Spécifications contraignantes du client pour ton, style, codes marque et limites légales — doivent être complètes avant tournage.
Avant même de toucher une caméra, vous vous asseyez avec le client pour clarifier les règles du jeu. Les directives publicitaires sont le fondement de toute production — pas une bureaucratie gênante, mais votre boussole. Le client a peur que vous nuisiez à sa marque. Votre mission : prouver le contraire.
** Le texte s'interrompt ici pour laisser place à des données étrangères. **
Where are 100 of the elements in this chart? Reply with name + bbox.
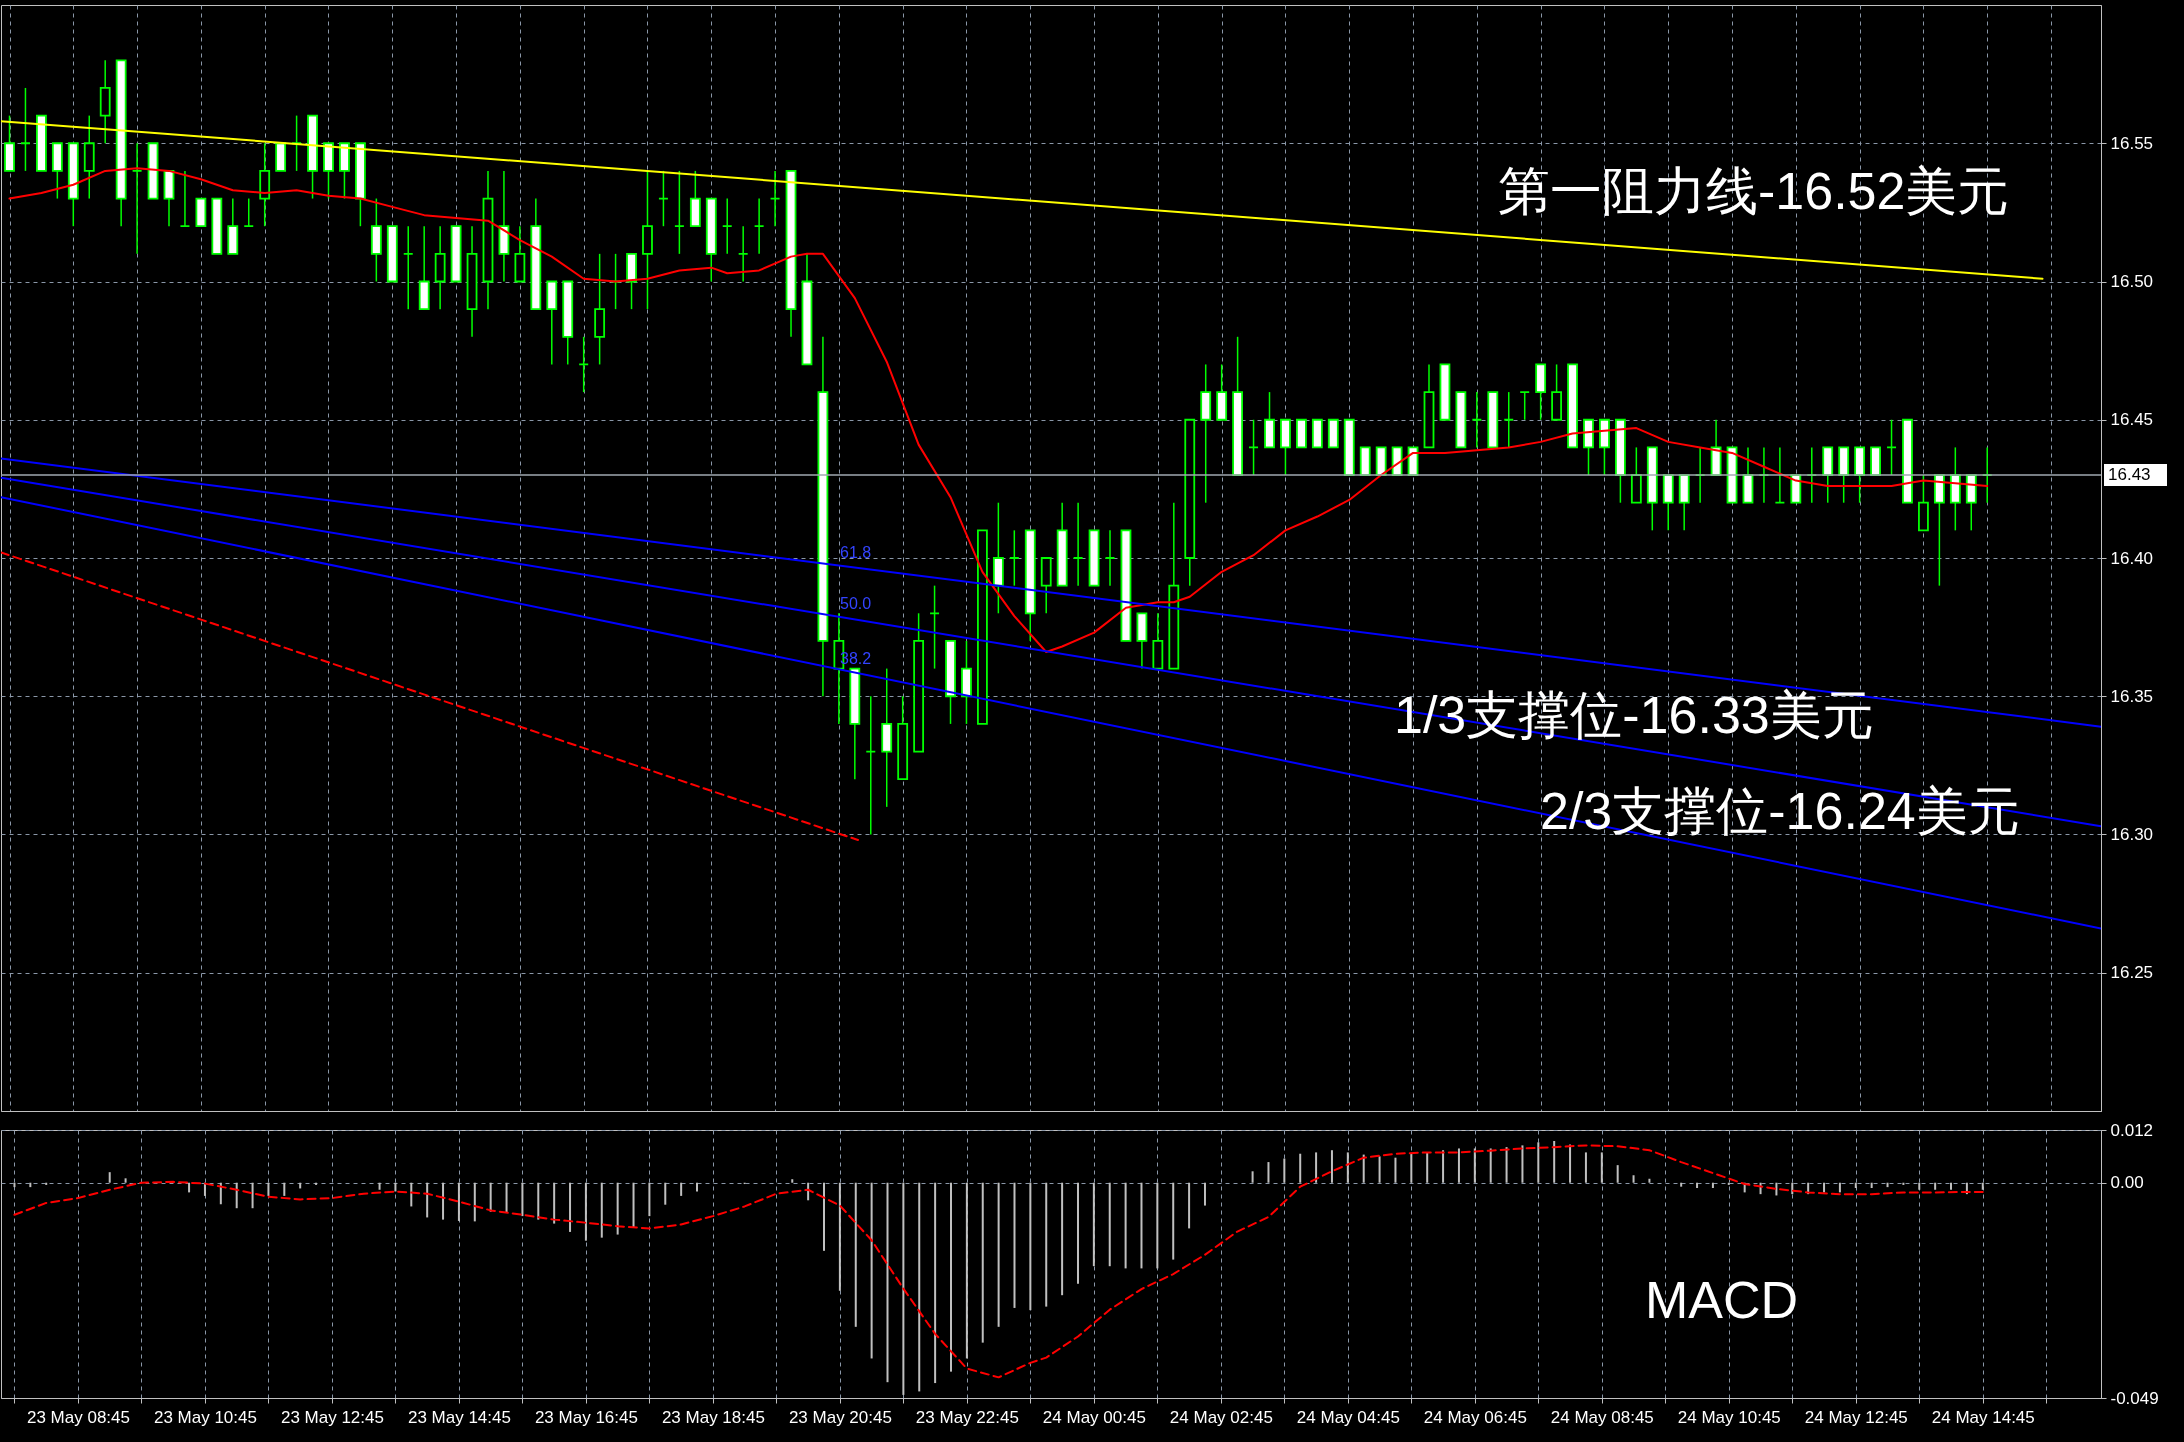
bar [1457, 1148, 1460, 1183]
y-tick-label: 16.55 [2110, 133, 2154, 153]
bar [505, 1182, 508, 1213]
bar [124, 1178, 127, 1183]
bar [299, 1182, 302, 1189]
bar [1950, 1182, 1953, 1190]
bar [632, 1182, 635, 1228]
bar [1521, 1145, 1524, 1183]
bar [45, 1182, 48, 1185]
bar [473, 1182, 476, 1222]
bar [537, 1182, 540, 1220]
bar [267, 1182, 270, 1196]
bar [553, 1182, 556, 1224]
x-tick-label: 24 May 02:45 [1169, 1407, 1273, 1427]
y-tick-label: 16.25 [2110, 963, 2154, 983]
bar [1283, 1158, 1286, 1183]
bar [870, 1182, 873, 1359]
bar [1632, 1175, 1635, 1183]
bar [1394, 1157, 1397, 1183]
bar [1505, 1147, 1508, 1183]
bar [981, 1182, 984, 1343]
bar [569, 1182, 572, 1232]
ref-line-label: 16.43 [2108, 465, 2151, 485]
x-tick-label: 24 May 00:45 [1042, 1407, 1146, 1427]
bar [457, 1182, 460, 1221]
annotation: 50.0 [840, 595, 872, 612]
bar [1616, 1165, 1619, 1183]
bar [394, 1182, 397, 1192]
bar [489, 1182, 492, 1212]
bar [188, 1182, 191, 1193]
y-tick-label: 16.40 [2110, 548, 2154, 568]
bar [1537, 1142, 1540, 1183]
bar [1203, 1182, 1206, 1206]
x-tick-label: 23 May 16:45 [534, 1407, 638, 1427]
bar [1045, 1182, 1048, 1307]
bar [600, 1182, 603, 1238]
bar [1600, 1152, 1603, 1183]
bar [1934, 1182, 1937, 1190]
bar [1172, 1182, 1175, 1260]
y-tick-label: 16.50 [2110, 272, 2154, 291]
bar [854, 1182, 857, 1327]
bar [1188, 1182, 1191, 1229]
bar [426, 1182, 429, 1218]
bar [791, 1179, 794, 1183]
bar [283, 1182, 286, 1196]
bar [1584, 1152, 1587, 1183]
bar [902, 1182, 905, 1395]
bar [918, 1182, 921, 1392]
bar [823, 1182, 826, 1251]
y-tick-label: 0.012 [2110, 1120, 2154, 1140]
bar [950, 1182, 952, 1372]
bar [1711, 1182, 1714, 1188]
bar [1823, 1182, 1826, 1193]
x-tick-label: 23 May 22:45 [915, 1407, 1019, 1427]
bar [1854, 1182, 1857, 1188]
y-tick-label: 0.00 [2110, 1173, 2144, 1193]
bar [696, 1182, 699, 1192]
annotation: MACD [1645, 1271, 1799, 1329]
bar [1076, 1182, 1079, 1284]
bar [521, 1182, 524, 1217]
bar [315, 1182, 318, 1185]
bar [1489, 1148, 1492, 1183]
bar [1981, 1182, 1984, 1190]
x-tick-label: 23 May 12:45 [280, 1407, 384, 1427]
bar [1029, 1182, 1032, 1311]
bar [1346, 1152, 1349, 1183]
bar [1124, 1182, 1127, 1269]
bar [1426, 1152, 1429, 1183]
bar [1727, 1182, 1730, 1185]
bar [1378, 1156, 1381, 1183]
annotation: 第一阻力线-16.52美元 [1498, 162, 2010, 220]
bar [1061, 1182, 1064, 1296]
bar [616, 1182, 619, 1235]
x-tick-label: 24 May 14:45 [1931, 1407, 2035, 1427]
bar [584, 1182, 587, 1241]
bar [1410, 1153, 1413, 1183]
bar [410, 1182, 413, 1207]
bar [1156, 1182, 1159, 1269]
y-tick-label: 16.45 [2110, 410, 2154, 430]
bar [1251, 1171, 1254, 1183]
y-tick-label: 16.30 [2110, 825, 2154, 844]
bar [1330, 1150, 1333, 1183]
bar [378, 1182, 381, 1190]
bar [997, 1182, 1000, 1327]
x-tick-label: 23 May 18:45 [661, 1407, 765, 1427]
bar [934, 1182, 937, 1384]
bar [1315, 1152, 1318, 1183]
x-tick-label: 23 May 20:45 [788, 1407, 892, 1427]
bar [1870, 1182, 1873, 1188]
bar [1299, 1153, 1302, 1183]
x-tick-label: 24 May 10:45 [1677, 1407, 1781, 1427]
bar [1553, 1140, 1556, 1183]
x-tick-label: 23 May 14:45 [407, 1407, 511, 1427]
bar [648, 1182, 651, 1217]
bar [664, 1182, 667, 1205]
bar [1442, 1150, 1445, 1183]
bar [1648, 1178, 1651, 1183]
bar [1267, 1162, 1270, 1183]
bar [1473, 1148, 1476, 1183]
bar [235, 1182, 238, 1209]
Concrètement, cela signifie que le client détermine quelles teintes, quels styles musicaux, quels types de voix sont autorisés. Parfois, on vous présente un manuel de marque — un gros livre avec des tailles de logo, des codes Pantone, des directives sur le langage visuel. Parfois, quelqu'un du marketing s'assoit à côté de vous et vous dit quel acteur semble trop "branché". Ce n'est pas personnel. C'est leur garantie. Vous devez comprendre cela pour ne pas avoir de surprises au montage.
L'aspect juridique est tout aussi important : puis-je montrer des produits concurrents ? Quelles affirmations sont prouvées, lesquelles ne le sont pas ? Dans le domaine B2B, cela devient délicat — des promesses dans le spot que l'avocat freinera plus tard. C'est pourquoi toutes les directives doivent être établies AVANT le plan de tournage. Pas d'improvisation après. Cela coûte du temps, de l'argent, des nerfs.
Sur le plateau, cela devient pratique : vous vérifiez vos réglages par rapport aux directives. La température de couleur correspond-elle à la marque ? L'acteur semble-t-il authentique ou trop commercial ? Certaines agences vous fournissent des moodboards — parfait. Vous savez alors exactement dans quelle direction le look doit aller. Pour des consignes plus abstraites ("moderne, mais digne de confiance"), vous devez interpréter vous-même et obtenir une validation. Faites des tests. Montrez des rushes. Obtenez des retours AVANT d'avoir 80 prises en boîte.
Une erreur fréquente : sous-estimer la gravité des codes de marque. Une mauvaise teinte de couleur peut signifier que toute votre journée de tournage doit être refaite. Ou que le spot sera corrigé à mort en post-production. Même pour le son — si le client dit "pas de basses agressives", ce n'est pas parce qu'il est pointilleux, mais parce que cela contredit son positionnement. Respectez cela. La meilleure publicité n'est pas la plus intéressante artistiquement — c'est celle qui fonctionne ET qui protège la marque.
Check-list pour vous : toutes les directives par écrit avant le début du tournage ? Les consignes de colorimétrie clarifiées ? Le style musical approuvé ? Le casting validé ? Les paramètres de sound design (volume, tonalité) documentés ? Alors vous êtes en sécurité.